La petite fille qui aimait trop les allumettes de Gaétan Soucy
"Nous avons dû prendre l'univers en main, mon frère et moi car un matin un peu avant l'aube papa rendit l'âme sans crier gare. Sa dépouille crispée dans une douleur dont il ne restait plus que l'écorce, ses décrets si subitement sombés en poussière, tout ça gisait dans la chambre de l'étage où papa nous commandait tout, la veille encore. Il nous fallait des ordres pour ne pas nous affaisser en morceaux, mon frère et moi, c'était notre mortier. Sans papa, nous ne savions rien faire. À peine pouvions-nous par nous-même hésiter, exister, avoir peur, souffrir".

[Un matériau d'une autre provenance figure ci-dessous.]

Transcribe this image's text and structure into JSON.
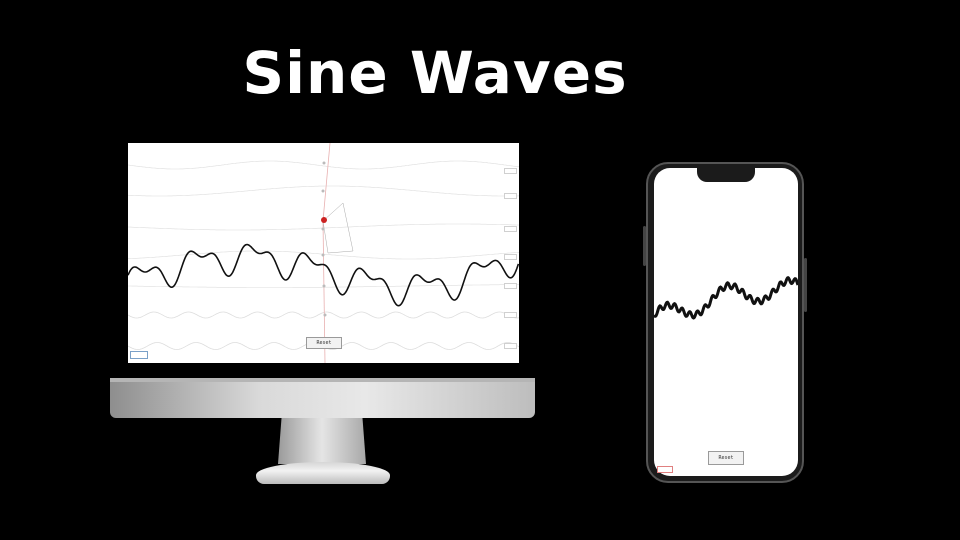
{
  "title": "Sine Waves",
  "desktop": {
    "reset_label": "Reset",
    "corner_label": "",
    "tag_labels": [
      "",
      "",
      "",
      "",
      "",
      "",
      ""
    ]
  },
  "mobile": {
    "reset_label": "Reset",
    "corner_label": ""
  },
  "colors": {
    "background": "#000000",
    "wave": "#111111",
    "guide_line": "#dddddd",
    "marker": "#cc2222"
  }
}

On m'avait prévenue que c'était une roman "original"... Volontairement, je n'avais absolument rien lu sur ce livre, pas même la 4e de couverture, rien. En voyant le titre et la couverture, je m'attendais à un genre de polar... mais pas à ce que j'ai lu, en tout cas!!
On ne peut pas trop en dire sur ce court roman. Sachez simplement que deux adolescents vivent sous la coupe tyrannique de leur riche père, qui ne leur a offert ni éducation, ni occasion de découvrir autre chose que les quatre murs de leur maison et le jardin. Leur vie consiste à appliquer les ordres donnés, et parfois à jouer les "secrératiens". C'est le rôle que décide de prendre un de ces deux jeunes gens lorsque leur père meurt soudainement.
Coupés de tout, ignorants de tout, on découvre peu à peu toute l'horreur de leur vie, racontée pourtant de façon banale puisqu'il s'agit de la seule vie qu'ils aient jamais connue, sans la remettre vraiment en cause. C'est ce décalage qui est glaçant.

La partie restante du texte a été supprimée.